Microsoft hat große Angst vor GNU/Linux. So groß, dass der frühere Firmenchef Steve Ballmer deswegen seinen Urlaub unterbrach – und mit Millionenbeträgen um sich warf. Die Verbreitung von freier Software sollte um jeden Preis verhindert werden. Was bereits fragwürdig klingt, ist nur ein Teil in einer Schmutzkampagne des Konzerns: Hauptsache Windows zusammen mit weiterer proprietärer Software des Konzerns, lautet das Ziel von Microsoft.
München will sich erstmals aus den Fesseln befreien
Einer der bis heute reichsten Bosse in der Tech-Industrie lässt im Urlaub alles stehen und liegen, um eine Dienstreise anzutreten. Wie konnte es dazu kommen? Ausgelöst hatte das Christian Ude (SPD): Ab 1993 wurde er in München zum Oberbürgermeister gewählt sowie dreimal wiedergewählt. Obwohl er nicht aus der IT stammt, machte er die Bayrische Landeshauptstadt zu einem weltweit angesehen IT-Pioneer.

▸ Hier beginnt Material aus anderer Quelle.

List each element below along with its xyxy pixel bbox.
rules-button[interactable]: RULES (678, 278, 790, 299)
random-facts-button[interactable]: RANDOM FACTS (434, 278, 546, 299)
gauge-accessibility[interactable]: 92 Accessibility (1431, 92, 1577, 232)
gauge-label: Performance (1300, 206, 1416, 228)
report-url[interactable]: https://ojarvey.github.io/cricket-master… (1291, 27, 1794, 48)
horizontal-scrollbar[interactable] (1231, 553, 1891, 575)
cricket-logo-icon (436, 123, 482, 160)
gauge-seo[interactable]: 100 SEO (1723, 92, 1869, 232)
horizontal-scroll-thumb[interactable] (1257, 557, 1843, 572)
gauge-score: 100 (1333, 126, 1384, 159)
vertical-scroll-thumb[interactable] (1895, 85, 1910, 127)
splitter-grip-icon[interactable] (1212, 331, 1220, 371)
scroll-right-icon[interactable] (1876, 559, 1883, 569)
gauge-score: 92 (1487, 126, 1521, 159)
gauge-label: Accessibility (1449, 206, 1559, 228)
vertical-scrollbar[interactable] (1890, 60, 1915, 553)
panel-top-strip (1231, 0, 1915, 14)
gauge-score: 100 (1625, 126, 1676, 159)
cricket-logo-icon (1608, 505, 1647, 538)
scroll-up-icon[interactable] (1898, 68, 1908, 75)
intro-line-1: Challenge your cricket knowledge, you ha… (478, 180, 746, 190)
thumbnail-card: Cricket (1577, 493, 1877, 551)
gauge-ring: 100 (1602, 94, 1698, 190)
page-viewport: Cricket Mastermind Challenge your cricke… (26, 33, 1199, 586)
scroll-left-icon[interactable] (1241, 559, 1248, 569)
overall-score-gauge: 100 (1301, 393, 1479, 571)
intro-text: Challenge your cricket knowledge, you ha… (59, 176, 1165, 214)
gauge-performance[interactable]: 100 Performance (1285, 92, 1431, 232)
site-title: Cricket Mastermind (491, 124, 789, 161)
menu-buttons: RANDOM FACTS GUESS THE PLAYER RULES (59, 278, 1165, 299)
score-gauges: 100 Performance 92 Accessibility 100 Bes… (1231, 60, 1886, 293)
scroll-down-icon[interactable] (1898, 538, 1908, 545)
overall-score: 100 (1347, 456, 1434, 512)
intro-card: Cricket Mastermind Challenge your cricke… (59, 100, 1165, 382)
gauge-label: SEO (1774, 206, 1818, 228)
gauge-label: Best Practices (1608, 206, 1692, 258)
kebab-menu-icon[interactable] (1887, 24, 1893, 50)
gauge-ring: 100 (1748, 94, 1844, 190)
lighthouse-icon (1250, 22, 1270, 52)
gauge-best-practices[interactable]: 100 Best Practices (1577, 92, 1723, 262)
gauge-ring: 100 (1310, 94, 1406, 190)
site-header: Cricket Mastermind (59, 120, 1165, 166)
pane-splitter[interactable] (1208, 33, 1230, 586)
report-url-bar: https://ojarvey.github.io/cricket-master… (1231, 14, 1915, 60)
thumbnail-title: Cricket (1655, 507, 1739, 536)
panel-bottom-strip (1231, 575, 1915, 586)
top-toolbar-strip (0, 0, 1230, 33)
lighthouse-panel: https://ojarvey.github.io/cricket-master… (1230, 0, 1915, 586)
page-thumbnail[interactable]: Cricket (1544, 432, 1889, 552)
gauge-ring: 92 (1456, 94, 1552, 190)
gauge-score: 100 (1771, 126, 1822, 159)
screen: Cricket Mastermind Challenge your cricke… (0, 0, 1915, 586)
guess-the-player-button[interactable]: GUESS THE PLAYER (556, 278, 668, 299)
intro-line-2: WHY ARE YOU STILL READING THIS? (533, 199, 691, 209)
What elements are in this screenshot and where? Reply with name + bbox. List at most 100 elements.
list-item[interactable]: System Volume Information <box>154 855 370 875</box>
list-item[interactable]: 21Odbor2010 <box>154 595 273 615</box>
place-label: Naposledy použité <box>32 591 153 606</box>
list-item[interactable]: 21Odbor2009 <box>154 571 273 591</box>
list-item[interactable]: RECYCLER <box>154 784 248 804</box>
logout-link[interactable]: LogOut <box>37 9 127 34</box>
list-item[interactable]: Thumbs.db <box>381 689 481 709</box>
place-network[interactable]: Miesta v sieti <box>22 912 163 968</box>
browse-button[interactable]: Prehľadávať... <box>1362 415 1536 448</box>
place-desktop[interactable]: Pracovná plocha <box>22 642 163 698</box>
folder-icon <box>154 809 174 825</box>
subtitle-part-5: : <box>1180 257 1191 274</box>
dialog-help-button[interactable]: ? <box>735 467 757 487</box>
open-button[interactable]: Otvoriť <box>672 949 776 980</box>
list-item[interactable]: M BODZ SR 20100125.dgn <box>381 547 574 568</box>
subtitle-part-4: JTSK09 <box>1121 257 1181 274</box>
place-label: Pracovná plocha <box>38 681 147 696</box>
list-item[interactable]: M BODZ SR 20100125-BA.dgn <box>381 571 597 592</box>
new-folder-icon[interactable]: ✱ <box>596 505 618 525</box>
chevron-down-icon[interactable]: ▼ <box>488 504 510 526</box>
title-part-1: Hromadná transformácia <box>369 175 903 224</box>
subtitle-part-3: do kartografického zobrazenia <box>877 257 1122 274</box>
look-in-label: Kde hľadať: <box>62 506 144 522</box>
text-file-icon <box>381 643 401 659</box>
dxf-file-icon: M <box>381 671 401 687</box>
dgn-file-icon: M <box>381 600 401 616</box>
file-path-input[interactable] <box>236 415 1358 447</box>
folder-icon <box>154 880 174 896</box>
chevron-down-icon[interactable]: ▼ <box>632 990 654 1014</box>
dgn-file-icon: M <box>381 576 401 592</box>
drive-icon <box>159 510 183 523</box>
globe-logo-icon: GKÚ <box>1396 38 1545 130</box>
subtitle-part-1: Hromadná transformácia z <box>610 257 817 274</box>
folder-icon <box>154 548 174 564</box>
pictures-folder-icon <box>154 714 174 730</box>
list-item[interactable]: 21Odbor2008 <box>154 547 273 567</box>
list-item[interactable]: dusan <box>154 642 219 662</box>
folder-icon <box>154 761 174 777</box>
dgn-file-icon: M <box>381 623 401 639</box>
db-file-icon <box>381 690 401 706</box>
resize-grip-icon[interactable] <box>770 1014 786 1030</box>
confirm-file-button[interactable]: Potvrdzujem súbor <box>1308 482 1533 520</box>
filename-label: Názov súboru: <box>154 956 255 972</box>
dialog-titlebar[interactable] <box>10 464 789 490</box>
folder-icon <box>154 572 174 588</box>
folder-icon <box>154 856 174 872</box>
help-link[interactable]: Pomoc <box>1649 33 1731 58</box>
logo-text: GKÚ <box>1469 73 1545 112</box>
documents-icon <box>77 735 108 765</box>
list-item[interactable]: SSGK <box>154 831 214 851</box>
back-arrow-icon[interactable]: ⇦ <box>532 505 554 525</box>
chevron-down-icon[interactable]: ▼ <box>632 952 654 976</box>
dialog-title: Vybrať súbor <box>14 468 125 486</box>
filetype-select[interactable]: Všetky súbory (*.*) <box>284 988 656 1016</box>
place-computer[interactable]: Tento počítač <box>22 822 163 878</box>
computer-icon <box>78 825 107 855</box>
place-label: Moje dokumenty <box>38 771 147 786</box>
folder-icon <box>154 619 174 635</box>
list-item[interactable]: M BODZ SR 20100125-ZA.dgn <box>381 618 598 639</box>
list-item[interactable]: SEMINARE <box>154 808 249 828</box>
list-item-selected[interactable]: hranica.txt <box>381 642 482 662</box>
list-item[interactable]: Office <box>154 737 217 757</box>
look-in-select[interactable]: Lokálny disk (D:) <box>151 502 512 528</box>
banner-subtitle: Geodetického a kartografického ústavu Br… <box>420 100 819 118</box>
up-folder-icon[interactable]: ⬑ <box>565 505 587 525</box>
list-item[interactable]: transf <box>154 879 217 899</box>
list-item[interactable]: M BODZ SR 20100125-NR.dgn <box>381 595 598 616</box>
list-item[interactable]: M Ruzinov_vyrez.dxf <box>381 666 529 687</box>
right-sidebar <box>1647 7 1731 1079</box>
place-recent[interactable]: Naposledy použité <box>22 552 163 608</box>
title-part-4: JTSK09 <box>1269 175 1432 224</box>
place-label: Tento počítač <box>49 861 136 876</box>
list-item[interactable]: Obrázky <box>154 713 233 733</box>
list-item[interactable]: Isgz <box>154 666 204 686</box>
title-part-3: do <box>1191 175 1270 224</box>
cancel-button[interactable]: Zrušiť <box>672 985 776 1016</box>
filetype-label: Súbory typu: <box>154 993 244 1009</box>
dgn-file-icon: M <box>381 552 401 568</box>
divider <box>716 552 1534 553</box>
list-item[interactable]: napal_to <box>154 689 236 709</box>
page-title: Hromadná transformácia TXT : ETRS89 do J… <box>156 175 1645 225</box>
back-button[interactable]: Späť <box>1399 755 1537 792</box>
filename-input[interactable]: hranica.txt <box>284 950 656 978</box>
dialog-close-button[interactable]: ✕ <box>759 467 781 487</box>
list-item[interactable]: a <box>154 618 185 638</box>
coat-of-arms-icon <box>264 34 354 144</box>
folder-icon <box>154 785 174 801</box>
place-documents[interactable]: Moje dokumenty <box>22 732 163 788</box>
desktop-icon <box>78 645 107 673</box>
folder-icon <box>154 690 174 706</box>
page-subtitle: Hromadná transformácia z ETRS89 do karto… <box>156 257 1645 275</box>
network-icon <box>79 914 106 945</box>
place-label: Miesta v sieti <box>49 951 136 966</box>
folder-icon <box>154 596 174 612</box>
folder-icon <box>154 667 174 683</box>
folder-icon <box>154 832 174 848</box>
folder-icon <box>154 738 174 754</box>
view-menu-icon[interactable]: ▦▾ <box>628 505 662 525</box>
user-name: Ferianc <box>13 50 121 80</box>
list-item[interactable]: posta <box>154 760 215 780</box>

2002 (bzw. erweitert 2004) stellte Microsoft die Unterstützung für Windows NT 4.0 ein. Windows-Nutzer waren gezwungen, auf den Nachfolger Windows 2000 zu wechseln. Doch dieser hatte die Hardwareanforderungen stark erhöht.1 Neben neuen Lizenzen hätte die Stadt funktionierende Computer austauschen müssen. Bei 14.000 PCs eine hohe Summe. Christian Ude ärgerte sich, vom Konzern dazu gezwungen zu werden und sah Machtmissbrauch.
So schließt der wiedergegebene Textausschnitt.